The goal of the trip was to learn from the community and engage in community action projects. The students split into four main groups, working on relevant projects that would provide effective tools for education and empowerment during their time in the Philippines. The group projects included a get-out-the-vote kit for Batasan Hills, a podcast and radio public service announcements on political repression and human rights, a domestic violence calendar covering a different issue every month and a project discussing clinical strategies for working with child victims of human rights violations. On their return to the United States, students presented their projects at one of three venues: the Los Angeles County Commission on Public Social Services, a "brown bag" discussion with the school's International Social Work Caucus or a community forum in Los Angeles' historic Filipino town.

"We had extensive meetings with people in the community," said Jollene Levid, who participated in the trip. "I worked on the get-out-the-vote kit.
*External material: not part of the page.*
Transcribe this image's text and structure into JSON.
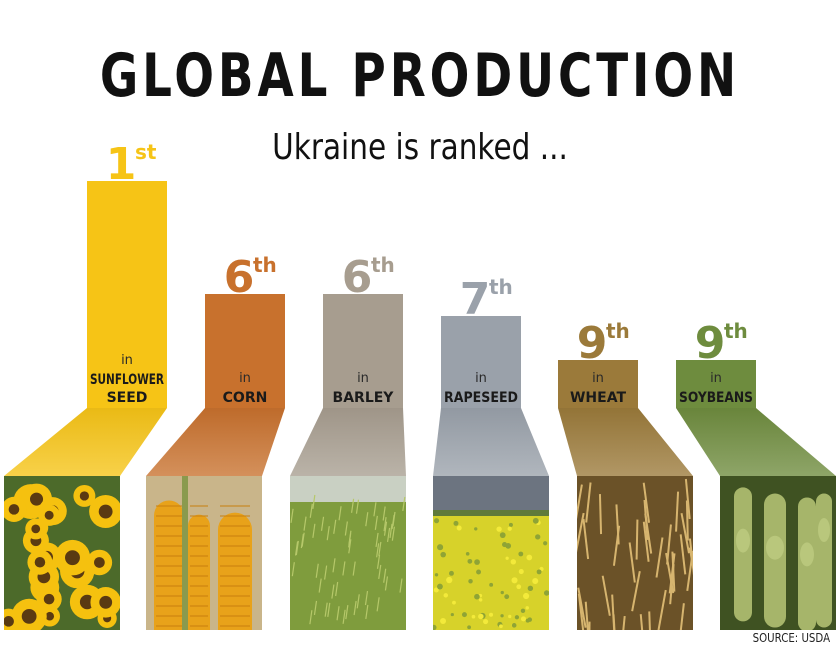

It was the very first one there."

While the students were exposed to a wide variety of experiences, the one they say affected them most was visiting the red-light district.

"The most difficult experience was visiting the prostituted women," Levid said. "They don't have a lot of opportunities that we have."

Enrile said that while everyone had a positive experience, she felt many participants were on an emotional rollercoaster, feeling the despair of seeing people in unimaginable poverty at the dumpsites of Payatas and Vitas but also witnessing the encouraging, uplifting work of GABRIELA, one of the only women's political parties in Asia.

She hopes to take another group of students back to the Philippines next year, but plans to extend the trip and limit the number of participating students to further enrich the experience.

"The importance of the international experience is it puts people in areas they would not normally be able to go to," Enrile says. "It forces them to get out of their comfort zones and universalize the skills that we are building."